Rechercher
Rechercher

Nos Lecteurs ont la Parole

La léthargie élevée à la dignité d’une faculté d’adaptation

C’est parce que nous sommes soumis, qu’ils sont devenus bourreaux.

C’est parce que nous sommes subjugués, qu’ils sont devenus omnipotents.

La reptation résignée des agneaux sacrificiels vers l’autel n’a jamais calmé le courroux des dieux, au contraire, elle les rend plus voraces.

Nous devons à la fois nous faire exorciser de notre culture de l’indolence et faire exorciser le pays des satans de l’oligarchie.

Cette oligarchie a tissé sa toile d’araignée sur l’ensemble du pays et elle est tout aussi fourbe que rusée. Elle maîtrise l’art d’étirer toujours plus l’élastique, sans atteindre le point de rupture.

Nous sommes cet élastique qui, fort de sa faculté d’adaptation, ne casse jamais au visage de ses tortionnaires. Faculté d’adaptation, est-ce une bénédiction ou une malédiction qui nous frappe d’hébétude et nous donne bonne conscience dans notre inertie ? Nous sommes victimes d’un génocide, oui un génocide économique et financier. Que faisons-nous? Nous faisons preuve de plus d’élasticité, hélas, et notre patience pusillanime n’a pas de limites.

En 1963, le Liban était classifié comme l’un des trois pays les plus prospères du monde.
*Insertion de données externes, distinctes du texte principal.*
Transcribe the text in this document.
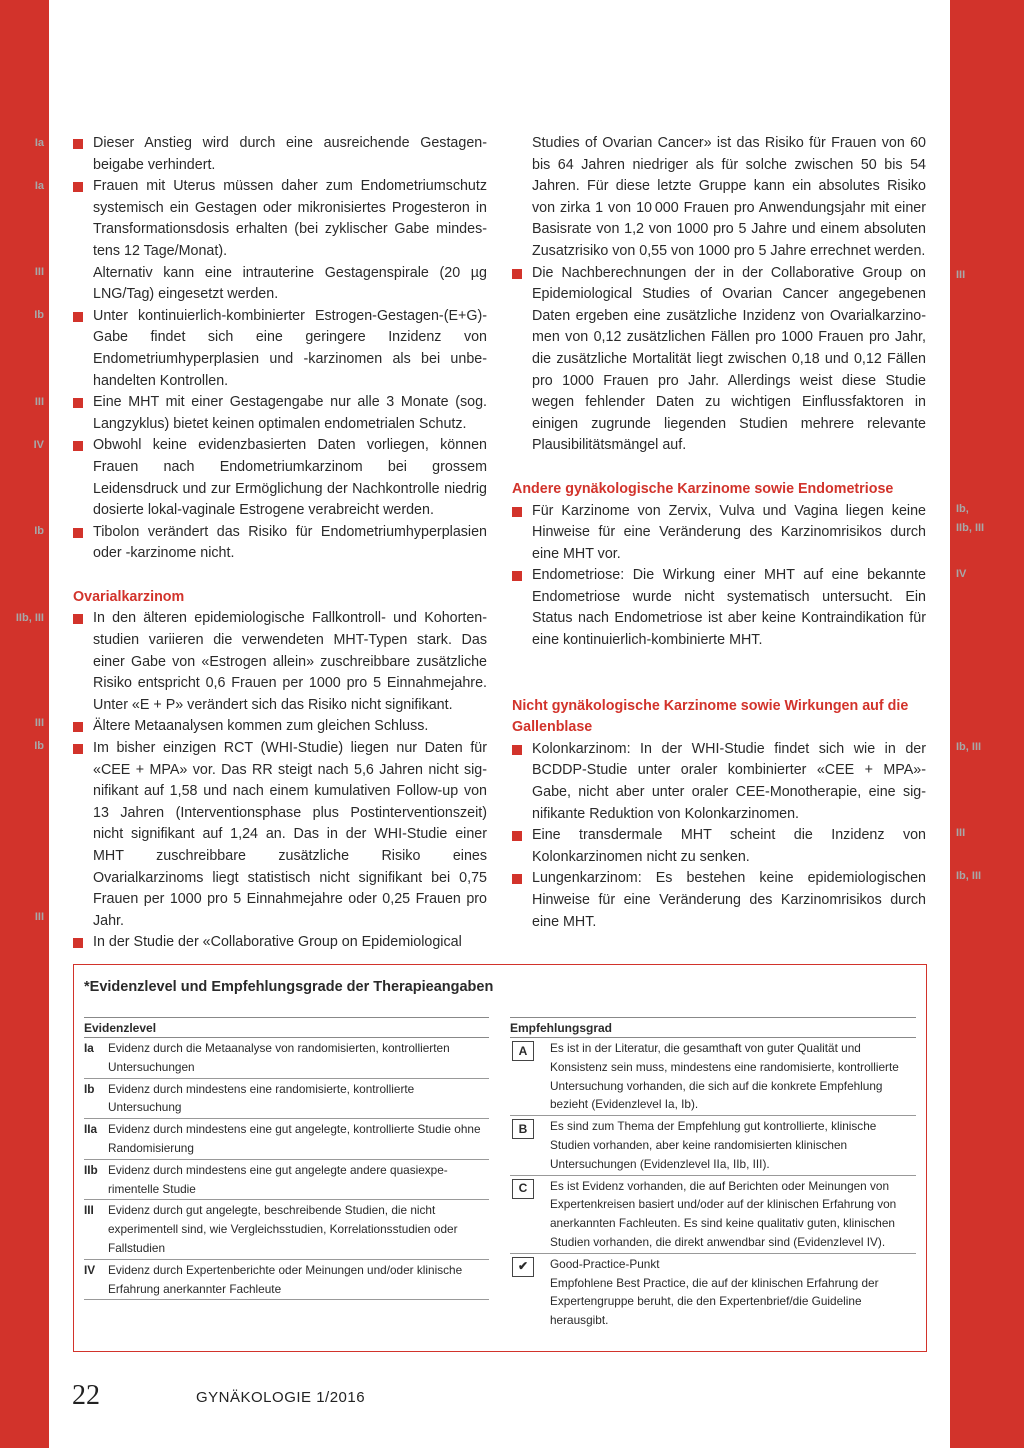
Ia
Ia
III
Ib
III
IV
Ib
IIb, III
III
Ib
III
III
Ib,
IIb, III
IV
Ib, III
III
Ib, III
Dieser Anstieg wird durch eine ausreichende Gestagenbeigabe verhindert.
Frauen mit Uterus müssen daher zum Endometriumschutz systemisch ein Gestagen oder mikronisiertes Progesteron in Transformationsdosis erhalten (bei zyklischer Gabe mindestens 12 Tage/Monat).
Alternativ kann eine intrauterine Gestagenspirale (20 µg LNG/Tag) eingesetzt werden.
Unter kontinuierlich-kombinierter Estrogen-Gestagen-(E+G)-Gabe findet sich eine geringere Inzidenz von Endometriumhyperplasien und -karzinomen als bei unbehandelten Kontrollen.
Eine MHT mit einer Gestagengabe nur alle 3 Monate (sog. Langzyklus) bietet keinen optimalen endometrialen Schutz.
Obwohl keine evidenzbasierten Daten vorliegen, können Frauen nach Endometriumkarzinom bei grossem Leidensdruck und zur Ermöglichung der Nachkontrolle niedrig dosierte lokal-vaginale Estrogene verabreicht werden.
Tibolon verändert das Risiko für Endometriumhyperplasien oder -karzinome nicht.

Ovarialkarzinom

In den älteren epidemiologische Fallkontroll- und Kohortenstudien variieren die verwendeten MHT-Typen stark. Das einer Gabe von «Estrogen allein» zuschreibbare zusätzliche Risiko entspricht 0,6 Frauen per 1000 pro 5 Einnahmejahre. Unter «E + P» verändert sich das Risiko nicht signifikant.
Ältere Metaanalysen kommen zum gleichen Schluss.
Im bisher einzigen RCT (WHI-Studie) liegen nur Daten für «CEE + MPA» vor. Das RR steigt nach 5,6 Jahren nicht signifikant auf 1,58 und nach einem kumulativen Follow-up von 13 Jahren (Interventionsphase plus Postinterventionszeit) nicht signifikant auf 1,24 an. Das in der WHI-Studie einer MHT zuschreibbare zusätzliche Risiko eines Ovarialkarzinoms liegt statistisch nicht signifikant bei 0,75 Frauen per 1000 pro 5 Einnahmejahre oder 0,25 Frauen pro Jahr.
In der Studie der «Collaborative Group on Epidemiological
Studies of Ovarian Cancer» ist das Risiko für Frauen von 60 bis 64 Jahren niedriger als für solche zwischen 50 bis 54 Jahren. Für diese letzte Gruppe kann ein absolutes Risiko von zirka 1 von 10 000 Frauen pro Anwendungsjahr mit einer Basisrate von 1,2 von 1000 pro 5 Jahre und einem absoluten Zusatzrisiko von 0,55 von 1000 pro 5 Jahre errechnet werden.
Die Nachberechnungen der in der Collaborative Group on Epidemiological Studies of Ovarian Cancer angegebenen Daten ergeben eine zusätzliche Inzidenz von Ovarialkarzinomen von 0,12 zusätzlichen Fällen pro 1000 Frauen pro Jahr, die zusätzliche Mortalität liegt zwischen 0,18 und 0,12 Fällen pro 1000 Frauen pro Jahr. Allerdings weist diese Studie wegen fehlender Daten zu wichtigen Einflussfaktoren in einigen zugrunde liegenden Studien mehrere relevante Plausibilitätsmängel auf.

Andere gynäkologische Karzinome sowie Endometriose

Für Karzinome von Zervix, Vulva und Vagina liegen keine Hinweise für eine Veränderung des Karzinomrisikos durch eine MHT vor.
Endometriose: Die Wirkung einer MHT auf eine bekannte Endometriose wurde nicht systematisch untersucht. Ein Status nach Endometriose ist aber keine Kontraindikation für eine kontinuierlich-kombinierte MHT.

Nicht gynäkologische Karzinome sowie Wirkungen auf die Gallenblase

Kolonkarzinom: In der WHI-Studie findet sich wie in der BCDDP-Studie unter oraler kombinierter «CEE + MPA»-Gabe, nicht aber unter oraler CEE-Monotherapie, eine signifikante Reduktion von Kolonkarzinomen.
Eine transdermale MHT scheint die Inzidenz von Kolonkarzinomen nicht zu senken.
Lungenkarzinom: Es bestehen keine epidemiologischen Hinweise für eine Veränderung des Karzinomrisikos durch eine MHT.
*Evidenzlevel und Empfehlungsgrade der Therapieangaben
Evidenzlevel
Ia	Evidenz durch die Metaanalyse von randomisierten, kontrollierten Untersuchungen
Ib	Evidenz durch mindestens eine randomisierte, kontrollierte Untersuchung
IIa Evidenz durch mindestens eine gut angelegte, kontrollierte Studie ohne Randomisierung
IIb Evidenz durch mindestens eine gut angelegte andere quasiexperimentelle Studie
III	Evidenz durch gut angelegte, beschreibende Studien, die nicht experimentell sind, wie Vergleichsstudien, Korrelationsstudien oder Fallstudien
IV	Evidenz durch Expertenberichte oder Meinungen und/oder klinische Erfahrung anerkannter Fachleute
Empfehlungsgrad
A	Es ist in der Literatur, die gesamthaft von guter Qualität und Konsistenz sein muss, mindestens eine randomisierte, kontrollierte Untersuchung vorhanden, die sich auf die konkrete Empfehlung bezieht (Evidenzlevel Ia, Ib).
B	Es sind zum Thema der Empfehlung gut kontrollierte, klinische Studien vorhanden, aber keine randomisierten klinischen Untersuchungen (Evidenzlevel IIa, IIb, III).
C	Es ist Evidenz vorhanden, die auf Berichten oder Meinungen von Expertenkreisen basiert und/oder auf der klinischen Erfahrung von anerkannten Fachleuten. Es sind keine qualitativ guten, klinischen Studien vorhanden, die direkt anwendbar sind (Evidenzlevel IV).
✔	Good-Practice-Punkt
Empfohlene Best Practice, die auf der klinischen Erfahrung der Expertengruppe beruht, die den Expertenbrief/die Guideline herausgibt.
22	GYNÄKOLOGIE 1/2016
Aujourd’hui, il est l’un des trois pays les plus endettés du monde. Aux prochaines olympiades de la corruption et de la gabegie, nous revendiquerons et récolterons par acclamation les trois médailles, or, argent et bronze.

La Constitution et la loi sont entre les mains des jongleurs maléfiques du pouvoir, un accordéon extensible et compressible à volonté.Les princes de l’église, les muftis, imams et autres ulémas, quant à eux, se sont arrogé, sans opposition aucune, le pouvoir souverain de transcender les lois, pour assurer l’immunité et l’impunité à leurs protégés.

Qu’avons-nous fait ? Obédience jusqu’à l’abnégation totale.

En iconoclastes imaginatifs, nos politiciens ont poussé l’hérésie au point de concevoir et d’appliquer le concept unique de « démocratie consensuelle », l’oxymoron par excellence. Ces deux concepts, on ne peut plus incompatibles, ont vu leur mariage, de « nécessité » diront certains faiseurs de systèmes, conçu en catimini et célébré discrètement dans les coulisses du pouvoir. Ce concept absurde, fièrement « made in Lebanon », est devenu le mètre étalon de toutes les décisions politiques.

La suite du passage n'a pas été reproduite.